Deeper redemption comes from the reconstruction of power structures. The community family mediation room pioneered a “role reversal theater,” where Li Juan, playing the economically controlled husband, suddenly cried during the “wife's” scolding: “So this is what it feels like when he squats on the balcony to smoke...” This empathy training, combined with the establishment of a joint economic account, began to loosen the grotesque control model. Six months later, during a follow-up visit, their accounting books were placed on the coffee table—under the education expenses column, the costs for their biological daughter and the son of her ex-husband's piano lessons finally became the same number.
In an anti-domestic violence promotional video shot by a certain NGO, close-up shots of Wang Wei's scars shocked the screen.

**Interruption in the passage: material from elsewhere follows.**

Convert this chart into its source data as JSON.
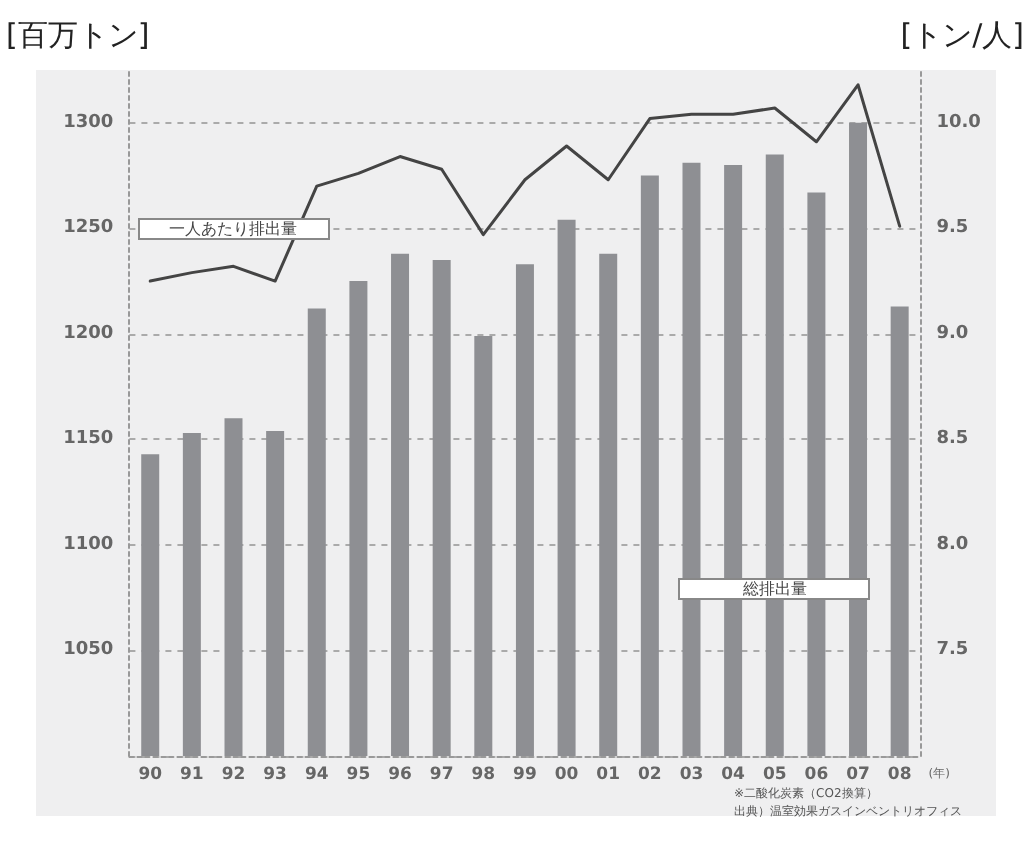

The scene shifts to the renovation company he now runs: the first rule of the office wall reads: “Dignity is heavier than money, equality is more valuable than face.” When assisted men ask him why he is willing to expose his scars, he points to the glass door outside—Li Juan is counting building materials with new employees, and the sunlight casts their shadows equally on the ground.
The scales of marriage never tilt due to gender; economic shackles will eventually shatter under the weight of law and the glimmer of humanity. When the thirteenth couple Wang Wei counseled submitted their joint property declaration form, the new branches of the magnolia tree outside were piercing through the anti-theft iron bars. That striving posture resembles the eternal desire of all trapped lives for equal breathing.